For the above considerations and methods on totally irregular grids, there is the possibility of using high-order interpolations to a regular stencil. This method is not elegant and seems very expensive. Such methods are not considered here.
Methods based on centered differences are still in use and often reduce to first approximation order when the grid becomes irregular. Grid smoothing is a way to make such deviations from the second order small. In this paper, it is suggested to go to genuinely third- or second-order methods, which do not need grid smoothing.

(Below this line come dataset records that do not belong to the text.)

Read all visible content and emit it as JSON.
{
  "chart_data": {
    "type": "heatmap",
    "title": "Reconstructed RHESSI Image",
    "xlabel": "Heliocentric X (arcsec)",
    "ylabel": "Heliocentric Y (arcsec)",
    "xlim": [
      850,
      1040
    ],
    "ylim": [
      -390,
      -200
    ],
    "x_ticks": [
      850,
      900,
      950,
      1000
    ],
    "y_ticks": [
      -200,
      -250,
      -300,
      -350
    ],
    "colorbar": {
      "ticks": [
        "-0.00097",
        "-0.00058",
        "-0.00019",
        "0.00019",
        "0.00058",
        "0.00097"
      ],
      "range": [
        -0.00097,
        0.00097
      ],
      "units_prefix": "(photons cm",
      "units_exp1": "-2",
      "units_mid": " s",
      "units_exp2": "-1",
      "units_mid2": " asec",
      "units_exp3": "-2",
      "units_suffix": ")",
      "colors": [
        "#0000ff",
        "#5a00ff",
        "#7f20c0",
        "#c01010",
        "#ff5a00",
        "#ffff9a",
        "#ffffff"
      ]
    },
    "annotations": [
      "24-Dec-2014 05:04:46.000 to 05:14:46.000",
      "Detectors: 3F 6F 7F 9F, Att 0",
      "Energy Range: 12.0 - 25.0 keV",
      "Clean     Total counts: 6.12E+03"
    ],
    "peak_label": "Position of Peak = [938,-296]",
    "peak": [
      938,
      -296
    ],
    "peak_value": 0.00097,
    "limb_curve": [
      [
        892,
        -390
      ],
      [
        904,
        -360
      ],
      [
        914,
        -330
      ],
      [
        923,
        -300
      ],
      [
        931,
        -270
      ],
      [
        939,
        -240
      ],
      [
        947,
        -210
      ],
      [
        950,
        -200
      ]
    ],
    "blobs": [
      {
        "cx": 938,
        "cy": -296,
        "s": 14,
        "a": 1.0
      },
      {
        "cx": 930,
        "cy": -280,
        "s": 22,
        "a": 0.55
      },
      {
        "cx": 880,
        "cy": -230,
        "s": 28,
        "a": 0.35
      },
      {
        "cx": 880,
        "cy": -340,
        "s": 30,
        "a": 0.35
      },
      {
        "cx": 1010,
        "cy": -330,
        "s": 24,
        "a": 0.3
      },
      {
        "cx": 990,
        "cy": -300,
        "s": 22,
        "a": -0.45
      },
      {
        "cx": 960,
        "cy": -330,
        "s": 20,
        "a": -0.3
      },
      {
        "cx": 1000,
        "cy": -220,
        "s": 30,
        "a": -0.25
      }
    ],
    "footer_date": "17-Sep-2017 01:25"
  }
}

The representation of mountains is rather inaccurate with terrain-following methods, as the condition of the coordinate transformation is often not satisfied. It is true that methods using basis functions on cell structures naturally imply the cut-cell approximation. To represent the boundary condition on mountains correctly, either the basis functions for the velocity components need to be non-differentiable or the spline representing the orography must be differentiable. For the first method, an example was given in
Section 4. Differentiable splines imply that cells bordering the mountains have curved boundaries, as shown in
Figure 5. In meteorology, the author does not know about any use of such curved cell boundaries (not being straight lines), though such curved lines seem rather easy to handle. The earth without orography uses curved (great circle line) boundaries. However, such curvature disappears when using great circle distances as coordinates.